4. The agent answers the user from the semantic content.

### HTML Template Update
1. A user asks the agent to update copy in an HTML file stored in Salesforce.
2. The agent calls `read_salesforce_file` with `mode=source`.
3. The agent modifies the exact source body.
4. The agent calls `update_salesforce_file` with the full updated body, `reasonForChange`, and `expectedSourceChecksum`.

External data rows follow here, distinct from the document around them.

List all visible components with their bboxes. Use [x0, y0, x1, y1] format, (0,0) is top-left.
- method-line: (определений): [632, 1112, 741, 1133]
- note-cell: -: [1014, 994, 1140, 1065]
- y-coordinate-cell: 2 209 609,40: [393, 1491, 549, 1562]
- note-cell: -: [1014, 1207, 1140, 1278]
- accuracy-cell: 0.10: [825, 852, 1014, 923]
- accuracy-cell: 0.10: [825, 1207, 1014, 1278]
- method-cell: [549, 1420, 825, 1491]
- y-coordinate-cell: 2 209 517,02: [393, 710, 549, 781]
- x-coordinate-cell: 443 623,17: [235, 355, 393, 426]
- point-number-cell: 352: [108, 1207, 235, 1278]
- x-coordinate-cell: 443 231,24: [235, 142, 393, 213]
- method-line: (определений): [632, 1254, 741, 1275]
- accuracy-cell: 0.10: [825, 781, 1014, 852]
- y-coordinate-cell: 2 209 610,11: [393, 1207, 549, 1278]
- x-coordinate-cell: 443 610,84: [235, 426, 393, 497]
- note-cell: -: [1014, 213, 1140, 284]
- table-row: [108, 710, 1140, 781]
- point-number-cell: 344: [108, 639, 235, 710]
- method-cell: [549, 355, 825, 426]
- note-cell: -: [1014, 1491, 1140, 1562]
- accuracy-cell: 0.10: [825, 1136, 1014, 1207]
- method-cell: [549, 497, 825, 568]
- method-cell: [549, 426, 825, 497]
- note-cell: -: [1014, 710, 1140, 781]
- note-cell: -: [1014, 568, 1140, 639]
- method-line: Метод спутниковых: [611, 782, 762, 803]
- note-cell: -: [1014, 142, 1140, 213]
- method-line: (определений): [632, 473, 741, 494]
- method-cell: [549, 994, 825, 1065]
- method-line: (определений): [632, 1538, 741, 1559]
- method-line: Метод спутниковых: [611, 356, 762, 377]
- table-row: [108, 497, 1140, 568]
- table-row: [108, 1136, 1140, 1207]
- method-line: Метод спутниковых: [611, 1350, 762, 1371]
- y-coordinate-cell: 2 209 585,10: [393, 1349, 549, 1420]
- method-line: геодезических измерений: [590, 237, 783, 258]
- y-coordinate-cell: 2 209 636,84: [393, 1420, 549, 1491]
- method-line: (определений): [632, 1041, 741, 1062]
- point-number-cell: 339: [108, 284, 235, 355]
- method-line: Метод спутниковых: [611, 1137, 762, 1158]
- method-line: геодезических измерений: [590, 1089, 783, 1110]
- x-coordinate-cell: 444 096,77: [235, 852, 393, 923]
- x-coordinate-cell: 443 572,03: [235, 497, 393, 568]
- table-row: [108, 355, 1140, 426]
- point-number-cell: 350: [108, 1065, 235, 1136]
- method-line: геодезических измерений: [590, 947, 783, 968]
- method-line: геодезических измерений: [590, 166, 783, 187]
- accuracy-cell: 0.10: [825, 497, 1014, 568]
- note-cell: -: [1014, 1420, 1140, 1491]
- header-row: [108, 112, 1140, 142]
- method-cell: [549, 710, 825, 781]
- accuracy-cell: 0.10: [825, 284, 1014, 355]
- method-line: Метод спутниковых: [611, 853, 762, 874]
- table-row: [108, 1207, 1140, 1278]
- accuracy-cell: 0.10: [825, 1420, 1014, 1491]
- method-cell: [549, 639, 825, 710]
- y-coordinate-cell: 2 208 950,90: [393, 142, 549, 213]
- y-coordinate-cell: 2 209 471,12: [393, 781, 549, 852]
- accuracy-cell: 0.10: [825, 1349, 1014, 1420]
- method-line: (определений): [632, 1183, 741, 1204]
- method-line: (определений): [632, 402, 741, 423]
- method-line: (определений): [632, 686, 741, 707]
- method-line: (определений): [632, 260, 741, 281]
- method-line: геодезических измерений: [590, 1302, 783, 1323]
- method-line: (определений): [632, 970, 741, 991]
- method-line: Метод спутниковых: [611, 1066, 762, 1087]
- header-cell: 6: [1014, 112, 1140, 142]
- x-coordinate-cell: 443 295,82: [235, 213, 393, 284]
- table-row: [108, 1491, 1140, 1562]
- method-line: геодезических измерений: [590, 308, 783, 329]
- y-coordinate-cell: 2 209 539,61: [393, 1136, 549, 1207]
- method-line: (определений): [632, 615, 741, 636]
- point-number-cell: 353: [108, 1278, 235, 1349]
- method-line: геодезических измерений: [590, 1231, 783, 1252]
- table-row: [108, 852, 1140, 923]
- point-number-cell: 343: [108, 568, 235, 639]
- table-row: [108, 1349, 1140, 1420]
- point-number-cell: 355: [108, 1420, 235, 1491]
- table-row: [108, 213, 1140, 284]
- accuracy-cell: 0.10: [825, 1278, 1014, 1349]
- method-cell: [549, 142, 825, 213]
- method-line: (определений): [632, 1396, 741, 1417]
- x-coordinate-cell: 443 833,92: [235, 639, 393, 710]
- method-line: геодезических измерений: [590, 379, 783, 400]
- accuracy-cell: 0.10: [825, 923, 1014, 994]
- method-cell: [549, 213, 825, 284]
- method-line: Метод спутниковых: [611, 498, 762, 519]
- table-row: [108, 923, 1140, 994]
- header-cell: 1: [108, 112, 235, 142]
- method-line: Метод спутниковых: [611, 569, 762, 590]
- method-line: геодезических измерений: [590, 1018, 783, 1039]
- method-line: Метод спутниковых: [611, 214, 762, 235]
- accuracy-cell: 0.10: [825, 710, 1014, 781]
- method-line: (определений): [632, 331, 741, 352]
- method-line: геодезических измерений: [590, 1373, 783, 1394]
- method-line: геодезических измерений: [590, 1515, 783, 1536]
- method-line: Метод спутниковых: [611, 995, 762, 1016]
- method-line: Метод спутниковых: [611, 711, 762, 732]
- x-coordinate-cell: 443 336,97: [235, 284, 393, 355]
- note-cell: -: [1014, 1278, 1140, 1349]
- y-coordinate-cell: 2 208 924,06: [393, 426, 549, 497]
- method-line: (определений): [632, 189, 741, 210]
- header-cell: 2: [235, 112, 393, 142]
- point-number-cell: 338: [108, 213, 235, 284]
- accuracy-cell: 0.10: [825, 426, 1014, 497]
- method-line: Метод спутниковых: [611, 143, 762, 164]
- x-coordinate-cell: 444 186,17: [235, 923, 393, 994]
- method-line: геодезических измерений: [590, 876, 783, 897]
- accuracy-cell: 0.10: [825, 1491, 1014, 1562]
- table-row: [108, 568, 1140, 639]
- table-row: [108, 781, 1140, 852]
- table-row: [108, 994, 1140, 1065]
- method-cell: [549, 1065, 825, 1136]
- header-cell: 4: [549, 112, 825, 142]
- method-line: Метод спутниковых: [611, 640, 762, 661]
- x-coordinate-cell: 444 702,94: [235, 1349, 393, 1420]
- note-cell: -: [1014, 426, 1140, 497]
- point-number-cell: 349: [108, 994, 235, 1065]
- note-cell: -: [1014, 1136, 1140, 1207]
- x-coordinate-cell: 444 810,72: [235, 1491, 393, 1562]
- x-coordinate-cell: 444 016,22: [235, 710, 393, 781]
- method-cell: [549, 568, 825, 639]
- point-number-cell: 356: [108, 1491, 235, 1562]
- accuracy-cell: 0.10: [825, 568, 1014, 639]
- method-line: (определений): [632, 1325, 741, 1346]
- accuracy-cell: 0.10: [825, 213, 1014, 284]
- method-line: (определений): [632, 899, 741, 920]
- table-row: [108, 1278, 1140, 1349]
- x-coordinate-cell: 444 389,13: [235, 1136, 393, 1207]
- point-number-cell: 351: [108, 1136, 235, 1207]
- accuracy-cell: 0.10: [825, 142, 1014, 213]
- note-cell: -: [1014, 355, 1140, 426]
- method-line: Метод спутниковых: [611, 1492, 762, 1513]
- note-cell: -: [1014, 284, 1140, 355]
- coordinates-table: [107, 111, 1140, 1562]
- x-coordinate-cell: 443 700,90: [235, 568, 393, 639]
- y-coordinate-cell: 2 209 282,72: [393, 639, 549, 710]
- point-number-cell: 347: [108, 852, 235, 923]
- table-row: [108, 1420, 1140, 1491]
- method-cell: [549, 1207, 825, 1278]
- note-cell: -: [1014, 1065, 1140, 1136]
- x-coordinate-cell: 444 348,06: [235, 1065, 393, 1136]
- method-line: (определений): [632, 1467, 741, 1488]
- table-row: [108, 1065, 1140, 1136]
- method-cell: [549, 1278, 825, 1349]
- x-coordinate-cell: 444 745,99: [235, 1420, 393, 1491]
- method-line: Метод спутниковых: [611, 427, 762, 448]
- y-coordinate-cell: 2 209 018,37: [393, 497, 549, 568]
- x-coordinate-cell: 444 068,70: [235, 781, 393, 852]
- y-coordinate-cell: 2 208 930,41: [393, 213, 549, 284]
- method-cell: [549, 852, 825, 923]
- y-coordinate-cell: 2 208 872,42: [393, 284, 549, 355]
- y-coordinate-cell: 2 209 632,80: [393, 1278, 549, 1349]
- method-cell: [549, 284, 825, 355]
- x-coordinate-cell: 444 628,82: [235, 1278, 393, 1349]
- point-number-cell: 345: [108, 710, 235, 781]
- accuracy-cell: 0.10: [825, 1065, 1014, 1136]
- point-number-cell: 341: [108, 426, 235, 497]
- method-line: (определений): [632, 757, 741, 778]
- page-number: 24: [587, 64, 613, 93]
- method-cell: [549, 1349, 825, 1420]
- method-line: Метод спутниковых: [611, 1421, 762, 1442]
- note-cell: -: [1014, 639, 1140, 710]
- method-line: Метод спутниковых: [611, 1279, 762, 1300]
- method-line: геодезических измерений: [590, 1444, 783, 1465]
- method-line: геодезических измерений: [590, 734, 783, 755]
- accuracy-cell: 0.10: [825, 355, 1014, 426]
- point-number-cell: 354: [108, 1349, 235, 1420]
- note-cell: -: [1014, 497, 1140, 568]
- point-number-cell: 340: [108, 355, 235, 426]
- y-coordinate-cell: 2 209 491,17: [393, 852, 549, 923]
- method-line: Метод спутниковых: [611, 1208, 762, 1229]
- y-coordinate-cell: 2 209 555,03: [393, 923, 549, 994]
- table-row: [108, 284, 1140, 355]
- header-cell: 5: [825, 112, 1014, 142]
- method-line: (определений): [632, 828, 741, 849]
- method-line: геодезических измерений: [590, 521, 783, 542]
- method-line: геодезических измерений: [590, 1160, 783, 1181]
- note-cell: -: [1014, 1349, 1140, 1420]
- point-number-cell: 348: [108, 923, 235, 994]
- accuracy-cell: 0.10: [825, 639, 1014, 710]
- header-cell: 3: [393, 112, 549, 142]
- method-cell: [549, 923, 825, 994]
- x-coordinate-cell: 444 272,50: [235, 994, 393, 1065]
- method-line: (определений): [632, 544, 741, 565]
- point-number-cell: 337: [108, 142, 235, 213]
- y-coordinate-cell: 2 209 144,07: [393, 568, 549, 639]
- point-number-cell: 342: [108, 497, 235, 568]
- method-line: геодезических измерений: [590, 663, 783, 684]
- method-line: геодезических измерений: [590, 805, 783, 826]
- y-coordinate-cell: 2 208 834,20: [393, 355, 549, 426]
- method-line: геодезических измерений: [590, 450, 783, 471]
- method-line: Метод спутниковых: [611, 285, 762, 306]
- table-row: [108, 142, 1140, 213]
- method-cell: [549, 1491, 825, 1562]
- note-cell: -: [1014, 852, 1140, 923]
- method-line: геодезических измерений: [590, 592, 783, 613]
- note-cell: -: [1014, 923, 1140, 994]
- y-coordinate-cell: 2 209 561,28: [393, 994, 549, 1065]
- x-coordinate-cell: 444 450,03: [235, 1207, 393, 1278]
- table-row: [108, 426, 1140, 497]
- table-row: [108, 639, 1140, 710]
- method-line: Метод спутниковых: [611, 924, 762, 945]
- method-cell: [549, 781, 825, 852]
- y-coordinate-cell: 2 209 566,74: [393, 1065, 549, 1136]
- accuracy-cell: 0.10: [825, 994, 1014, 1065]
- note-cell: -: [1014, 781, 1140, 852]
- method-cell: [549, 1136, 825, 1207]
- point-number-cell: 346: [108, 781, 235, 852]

### New HTML Template Creation
1. A user asks the agent to create a new HTML template on the current Salesforce record.
2. The agent creates the full HTML source body.
3. The agent calls `create_salesforce_file` with `body`, `pathOnClient`, and optional `description`.
4. The tool returns the new `ContentVersion` and `ContentDocument` identifiers.

### Spreadsheet Intake
1. A user asks the agent to extract values from an Excel workbook.
2. The agent calls `read_salesforce_file` with `mode=semantic`.
3. The tool creates `file.md` through local Excel extraction with evaluated worksheet values.
4. The agent returns the extracted values.

## Troubleshooting
- Agent is answering without using the file:
  - Confirm the agent has `read_salesforce_file` enabled and the prompt tells it to call the tool.
- Source mode fails:
  - The file is likely binary or document-oriented. Use `semantic` mode for review.
- An update fails because `expectedSourceChecksum` does not match:
  - Read the source again and reapply the user-requested change to the latest source body.
- Long documents take multiple steps:
  - Use background execution and bounded reads with `offset` and `maxChars`.